Federal aid to primary and secondary education: 238 Democrats and 75 Republicans voted yes.

This isn’t to say that Republicans joined with Democrats in a permanent coalition government. Republicans declined to join national Democrats on a number of key issues ranging from open housing laws to full employment bills in the 1970s. There was give and take.

But for the next two decades, shifting House coalitions that ranged from the center-left to the center-right were able to govern effectively. Democrats held the majority in these years. They didn’t get everything they wanted. Southern Democrats remained a force in opposition with conservative Republicans. But they were able to find ample common ground with moderate, or even sometimes conservative Republicans, on key issues. They were certainly able to pass routine appropriations bills and keep the gears of government in motion.

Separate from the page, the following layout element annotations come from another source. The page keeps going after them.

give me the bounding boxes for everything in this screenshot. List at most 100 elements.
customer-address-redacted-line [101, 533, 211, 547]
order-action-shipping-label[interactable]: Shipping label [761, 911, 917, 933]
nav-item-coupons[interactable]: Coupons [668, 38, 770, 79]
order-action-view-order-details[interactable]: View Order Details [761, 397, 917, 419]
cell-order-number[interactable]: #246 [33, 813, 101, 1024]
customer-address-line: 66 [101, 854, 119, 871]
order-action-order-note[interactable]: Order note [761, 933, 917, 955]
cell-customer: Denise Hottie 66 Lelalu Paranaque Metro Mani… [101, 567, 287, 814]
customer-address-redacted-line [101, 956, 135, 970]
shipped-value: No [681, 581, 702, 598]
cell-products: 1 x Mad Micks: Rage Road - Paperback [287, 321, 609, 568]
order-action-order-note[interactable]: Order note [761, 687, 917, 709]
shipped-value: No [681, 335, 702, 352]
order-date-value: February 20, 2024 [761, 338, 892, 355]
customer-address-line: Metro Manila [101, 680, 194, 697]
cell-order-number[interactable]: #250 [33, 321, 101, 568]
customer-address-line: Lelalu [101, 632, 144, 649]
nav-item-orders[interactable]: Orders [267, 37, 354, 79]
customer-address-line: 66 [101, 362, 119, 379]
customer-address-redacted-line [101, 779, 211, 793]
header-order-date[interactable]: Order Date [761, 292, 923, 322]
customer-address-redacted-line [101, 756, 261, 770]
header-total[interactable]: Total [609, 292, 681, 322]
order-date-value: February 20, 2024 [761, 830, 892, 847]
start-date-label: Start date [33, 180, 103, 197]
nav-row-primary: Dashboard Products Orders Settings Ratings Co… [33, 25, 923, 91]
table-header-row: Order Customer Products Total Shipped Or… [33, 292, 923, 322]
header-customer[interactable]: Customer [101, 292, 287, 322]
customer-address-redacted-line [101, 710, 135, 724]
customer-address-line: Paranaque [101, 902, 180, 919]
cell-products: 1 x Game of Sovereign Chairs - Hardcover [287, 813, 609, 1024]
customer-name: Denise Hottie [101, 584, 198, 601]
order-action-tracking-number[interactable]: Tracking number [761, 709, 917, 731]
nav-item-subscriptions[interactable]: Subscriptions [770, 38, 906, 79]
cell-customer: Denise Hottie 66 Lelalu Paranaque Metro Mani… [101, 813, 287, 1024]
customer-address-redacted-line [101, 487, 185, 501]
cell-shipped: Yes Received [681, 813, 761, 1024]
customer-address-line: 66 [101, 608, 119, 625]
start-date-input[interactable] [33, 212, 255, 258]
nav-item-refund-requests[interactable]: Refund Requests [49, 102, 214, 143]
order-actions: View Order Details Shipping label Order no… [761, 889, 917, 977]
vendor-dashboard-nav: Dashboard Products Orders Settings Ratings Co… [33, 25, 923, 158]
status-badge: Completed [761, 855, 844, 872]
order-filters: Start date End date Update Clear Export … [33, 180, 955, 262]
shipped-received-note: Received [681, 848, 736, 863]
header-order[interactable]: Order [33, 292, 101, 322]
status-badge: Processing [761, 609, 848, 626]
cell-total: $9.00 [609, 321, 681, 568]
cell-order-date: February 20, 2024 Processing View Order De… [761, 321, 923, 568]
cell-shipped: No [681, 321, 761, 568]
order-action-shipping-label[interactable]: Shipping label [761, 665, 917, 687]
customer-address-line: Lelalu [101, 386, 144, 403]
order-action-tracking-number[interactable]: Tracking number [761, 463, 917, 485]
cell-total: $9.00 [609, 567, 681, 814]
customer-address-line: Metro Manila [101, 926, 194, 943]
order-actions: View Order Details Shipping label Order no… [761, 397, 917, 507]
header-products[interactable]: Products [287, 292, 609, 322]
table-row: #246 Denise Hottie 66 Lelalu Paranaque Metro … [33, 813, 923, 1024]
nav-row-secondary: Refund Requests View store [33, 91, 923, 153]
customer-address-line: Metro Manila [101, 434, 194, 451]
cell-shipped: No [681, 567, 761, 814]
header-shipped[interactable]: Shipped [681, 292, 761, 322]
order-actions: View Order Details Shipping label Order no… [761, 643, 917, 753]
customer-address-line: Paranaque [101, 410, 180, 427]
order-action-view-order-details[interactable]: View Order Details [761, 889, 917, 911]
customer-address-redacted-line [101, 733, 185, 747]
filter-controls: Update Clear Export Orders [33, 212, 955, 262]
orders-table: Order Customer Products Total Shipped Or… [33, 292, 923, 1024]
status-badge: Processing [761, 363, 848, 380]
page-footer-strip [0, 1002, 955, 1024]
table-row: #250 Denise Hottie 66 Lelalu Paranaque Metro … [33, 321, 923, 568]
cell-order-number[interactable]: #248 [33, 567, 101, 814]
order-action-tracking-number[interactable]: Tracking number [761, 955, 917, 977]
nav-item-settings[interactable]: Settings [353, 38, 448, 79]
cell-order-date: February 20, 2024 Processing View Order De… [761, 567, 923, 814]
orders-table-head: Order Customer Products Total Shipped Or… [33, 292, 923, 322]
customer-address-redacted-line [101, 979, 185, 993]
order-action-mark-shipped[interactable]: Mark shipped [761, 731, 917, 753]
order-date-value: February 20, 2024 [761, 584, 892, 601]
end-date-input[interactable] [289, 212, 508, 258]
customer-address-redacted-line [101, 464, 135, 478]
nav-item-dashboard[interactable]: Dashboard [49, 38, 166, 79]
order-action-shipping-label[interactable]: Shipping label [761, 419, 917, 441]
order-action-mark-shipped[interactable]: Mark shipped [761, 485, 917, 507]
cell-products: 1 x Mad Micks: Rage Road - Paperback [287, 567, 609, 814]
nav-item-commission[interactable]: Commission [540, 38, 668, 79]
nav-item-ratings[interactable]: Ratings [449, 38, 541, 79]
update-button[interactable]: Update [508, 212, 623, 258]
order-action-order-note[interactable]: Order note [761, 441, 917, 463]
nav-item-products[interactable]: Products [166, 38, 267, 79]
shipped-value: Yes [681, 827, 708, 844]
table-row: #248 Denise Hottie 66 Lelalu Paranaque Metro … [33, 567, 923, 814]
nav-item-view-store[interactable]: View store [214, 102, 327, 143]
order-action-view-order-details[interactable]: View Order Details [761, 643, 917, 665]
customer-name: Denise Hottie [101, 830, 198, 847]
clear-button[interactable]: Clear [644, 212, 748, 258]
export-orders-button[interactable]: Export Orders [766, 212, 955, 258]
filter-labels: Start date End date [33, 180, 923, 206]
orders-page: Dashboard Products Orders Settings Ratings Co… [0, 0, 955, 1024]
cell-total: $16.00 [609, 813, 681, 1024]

Since the mid-20th century, the two political parties have self-sorted ideologically. They are far more internally consistent, and entirely more polarized against each other, than in 1960. But there must surely be a majority coalition that can agree on certain things: Namely, that Congress should fund the federal government and not default on its debts; that in a period of divided government, you don’t get everything you want; that elections matter, and their outcomes should be respected. House Democratic Minority Leader Hakeem Jeffries suggested as much when he called for a bipartisan governing structure that would weaken the hold that today’s MAGA Republicans enjoy over the House — much as liberal Democrats and moderate Republicans once had to loosen the grip of conservative extremists in both parties.

This may be the first time a speaker has been deposed. But it’s not the first time that a minority of House members prevented the majority from governing. The Republicans may — likely will —elect a new speaker. But that speaker will find himself leading an ungovernable body. History suggests it’s a fixable problem — if a small number of Republican institutionalists are willing to answer the call.